JAKARTA - Ketentuan di Rancangan Undang-undang (RUU) Aparatur Sipil Negara (ASN) dan RUU revisi UU Nomor 32 Tahun 2004 yang menempatkan sekretaris daerah (sekda) sebagai pejabat pembina kepegawaian (PPK), membuat gerah sejumlah bupati. Dengan aturan itu, peran kepala daerah yang selama ini menjadi PPK, menjadi terpangkas.
Alasan bupati, jika sekda menjadi PPK, kebijakan tersebut akan melemahkan posisi kada dan memberikan peluang bagi sekda untuk kepentingan politik, jika dia ikut maju dalam pemilukada.
"Kami keberatan kalau sekda diangkat jadi PPK. Nanti pegawainya lebih takut ke sekda daripada bupati/ walikota. Sekda juga bisa menjadikan posisinya sebagai agenda politik," ujar Bupati Sumbawa Barat Mala Rahman, Minggu (18/12).
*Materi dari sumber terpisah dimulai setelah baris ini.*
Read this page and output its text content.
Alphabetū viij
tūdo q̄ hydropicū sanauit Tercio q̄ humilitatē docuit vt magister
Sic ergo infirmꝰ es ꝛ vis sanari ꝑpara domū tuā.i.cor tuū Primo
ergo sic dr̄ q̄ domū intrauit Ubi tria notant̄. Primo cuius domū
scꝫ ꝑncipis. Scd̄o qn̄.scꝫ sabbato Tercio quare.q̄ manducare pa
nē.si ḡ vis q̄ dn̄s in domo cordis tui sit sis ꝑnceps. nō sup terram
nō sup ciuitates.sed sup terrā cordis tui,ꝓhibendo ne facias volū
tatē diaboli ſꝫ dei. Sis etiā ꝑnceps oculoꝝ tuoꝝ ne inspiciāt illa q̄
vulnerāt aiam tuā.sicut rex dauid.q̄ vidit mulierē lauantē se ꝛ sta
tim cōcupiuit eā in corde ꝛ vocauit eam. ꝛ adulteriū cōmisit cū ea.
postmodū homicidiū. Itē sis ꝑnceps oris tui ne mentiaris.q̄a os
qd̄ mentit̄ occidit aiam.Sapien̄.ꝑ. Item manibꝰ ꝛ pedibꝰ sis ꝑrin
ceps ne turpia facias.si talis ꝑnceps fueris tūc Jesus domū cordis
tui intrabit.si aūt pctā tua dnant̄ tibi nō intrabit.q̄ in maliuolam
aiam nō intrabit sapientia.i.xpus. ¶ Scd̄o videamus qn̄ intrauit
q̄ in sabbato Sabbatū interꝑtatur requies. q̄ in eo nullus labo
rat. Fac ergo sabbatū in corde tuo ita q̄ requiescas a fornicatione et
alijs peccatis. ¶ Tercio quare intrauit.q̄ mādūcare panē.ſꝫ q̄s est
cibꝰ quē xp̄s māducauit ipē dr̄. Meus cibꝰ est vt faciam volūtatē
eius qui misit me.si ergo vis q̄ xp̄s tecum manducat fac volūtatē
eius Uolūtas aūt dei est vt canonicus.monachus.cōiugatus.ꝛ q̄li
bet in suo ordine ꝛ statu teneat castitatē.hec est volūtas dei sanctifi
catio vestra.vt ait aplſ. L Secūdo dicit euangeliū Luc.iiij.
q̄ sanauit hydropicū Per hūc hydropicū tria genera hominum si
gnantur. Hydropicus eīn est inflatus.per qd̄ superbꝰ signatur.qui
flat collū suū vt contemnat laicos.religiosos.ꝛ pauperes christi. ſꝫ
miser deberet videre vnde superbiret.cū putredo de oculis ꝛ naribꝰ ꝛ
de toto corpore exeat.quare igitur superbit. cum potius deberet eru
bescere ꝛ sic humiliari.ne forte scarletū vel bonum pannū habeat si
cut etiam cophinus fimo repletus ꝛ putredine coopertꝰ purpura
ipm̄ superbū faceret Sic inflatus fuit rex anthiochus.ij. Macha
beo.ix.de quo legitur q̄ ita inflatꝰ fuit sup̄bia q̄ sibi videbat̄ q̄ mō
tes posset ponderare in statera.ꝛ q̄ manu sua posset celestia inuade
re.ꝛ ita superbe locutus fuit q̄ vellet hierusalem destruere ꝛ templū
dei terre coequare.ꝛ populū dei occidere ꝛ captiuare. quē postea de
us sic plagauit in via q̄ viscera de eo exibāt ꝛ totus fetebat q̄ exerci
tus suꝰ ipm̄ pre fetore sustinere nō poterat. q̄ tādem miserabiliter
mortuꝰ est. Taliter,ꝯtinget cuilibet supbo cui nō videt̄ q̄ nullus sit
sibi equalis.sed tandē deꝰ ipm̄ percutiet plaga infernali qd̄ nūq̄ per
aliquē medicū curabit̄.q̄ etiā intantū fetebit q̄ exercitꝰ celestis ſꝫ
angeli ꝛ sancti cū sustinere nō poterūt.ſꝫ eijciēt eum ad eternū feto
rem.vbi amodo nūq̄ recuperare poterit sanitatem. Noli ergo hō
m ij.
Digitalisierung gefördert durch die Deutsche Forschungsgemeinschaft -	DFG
Senada itu, Bupati Pacitan Indartarto mengatakan, bila DPR dan pemerintah pusat tetap menjadikan sekda sebagai PPK di dalam RUU ASN, maka akan muncul dualisme kepemimpinan di daerah.
"Kalau sekda berkuasa jadinya seperti matahari kembar. Pegawai pun tidak loyal ke kada dan ini sangat merugikan karena tidak bisa menegakkan aturan," ucapnya.
Menanggapi keluhan itu, Wakil Menpan-RB Eko Prasojo mengatakan, penempatan sekda sebagai PPK merupakan ide DPR RI. Ini lantaran kada merupakan jabatan politik dikhawatirkan akan mengarahkan PNS menjadi tidak netral.
"DPR berpikir agar PNS netral, PPK-nya harus pejabat karir tertinggi yaitu sekda," katanya.
Namun, keberatan kada ini akan ditampung pemerintah untuk dirumuskan bersama dengan DPRI RI dalam pembahasan RUU ASN.
"Masih akan dibahas lebih lanjut dalam RUU ASN, tentunya akan disesuaikan juga dengan revisi UU Pemda," tandasnya. (FQ)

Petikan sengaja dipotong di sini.